What did bring about Leo Tolstoy’s spiritual conversion and what did it consist in?
Keywords:
ethics of non-violence, religion, morals, faith, a practical and moral attitude toward the world, the meaning of life, spiritual crisis, Tolstoy's workAbstract
The present article examines the new understanding of morality as developed by Leo Tolstoy after a long and agonizing journey in search of the meaning of life. Tolstoy is shown to be a spiritual reformer who sought to transform the three dimensions of human spirit: that of art, that of intellect and that of practical morality. As a thinker, Tolstoy proved to be immensely successful in all these endeavours: he demonstrated that it was possible to establish the close unity of all three realms on the ground of a practical and moral attitude toward the world as embodied in the ethics of non-violence.

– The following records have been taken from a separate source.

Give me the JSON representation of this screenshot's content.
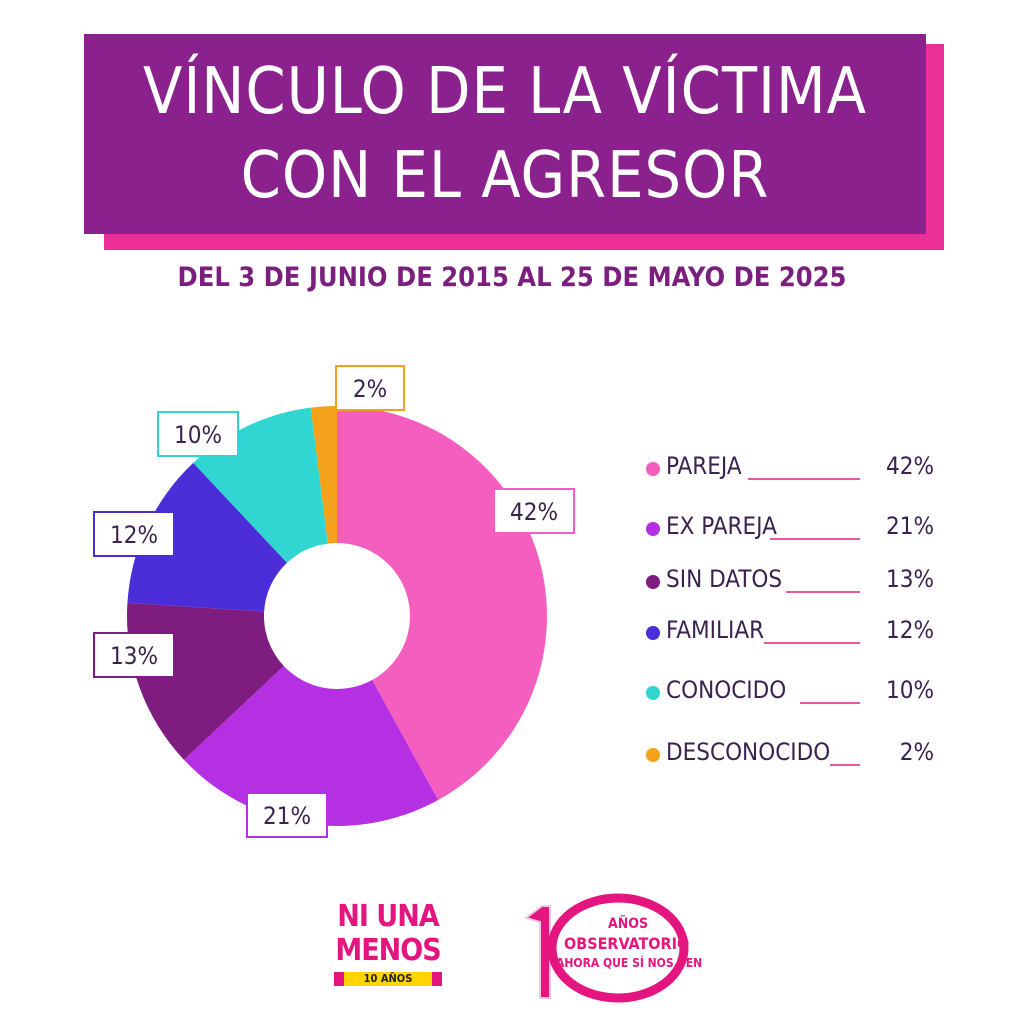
{
  "header": {
    "title_line1": "VÍNCULO DE LA VÍCTIMA",
    "title_line2": "CON EL AGRESOR",
    "subtitle": "DEL 3 DE JUNIO DE 2015 AL 25 DE MAYO DE 2025"
  },
  "chart_data": {
    "type": "pie",
    "title": "VÍNCULO DE LA VÍCTIMA CON EL AGRESOR",
    "subtitle": "DEL 3 DE JUNIO DE 2015 AL 25 DE MAYO DE 2025",
    "donut": true,
    "legend_position": "right",
    "unit": "%",
    "slices": [
      {
        "label": "PAREJA",
        "value": 42,
        "display": "42%",
        "color": "#f45fbf"
      },
      {
        "label": "EX PAREJA",
        "value": 21,
        "display": "21%",
        "color": "#b52fe3"
      },
      {
        "label": "SIN DATOS",
        "value": 13,
        "display": "13%",
        "color": "#7f1c80"
      },
      {
        "label": "FAMILIAR",
        "value": 12,
        "display": "12%",
        "color": "#4b2ed8"
      },
      {
        "label": "CONOCIDO",
        "value": 10,
        "display": "10%",
        "color": "#31d6d2"
      },
      {
        "label": "DESCONOCIDO",
        "value": 2,
        "display": "2%",
        "color": "#f4a21c"
      }
    ]
  },
  "logos": {
    "niunamenos_line1": "NI UNA",
    "niunamenos_line2": "MENOS",
    "niunamenos_years": "10 AÑOS",
    "observatorio_years": "AÑOS",
    "observatorio_name": "OBSERVATORIO",
    "observatorio_tagline": "AHORA QUE SÍ NOS VEN"
  }
}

In late 1870s, at the height of universal fame and prosperity, Tolstoy suffered a spiritual crisis which brought about a radical change in his way of life and approach to the values. He regained the meaning of life, which reconciled him with its transience and gave him the strength to live on, in the idea of nonresistance to evil as the most adequate expression of the commandment of love. Not only did he provide the arguments for the ethics of non-violence, but he managed to put it to practice in his own life. There are three points in Tostoy's ethical thinking which are still of a major importance: morality is, for a human being, a personally responsible mode of existence in the world; the world can only become moral through the refusal of violence; the refusal of violence is not a one-time act, but a vast programme covering all vital activity, which must be defined and controlled at every given moment by man himself.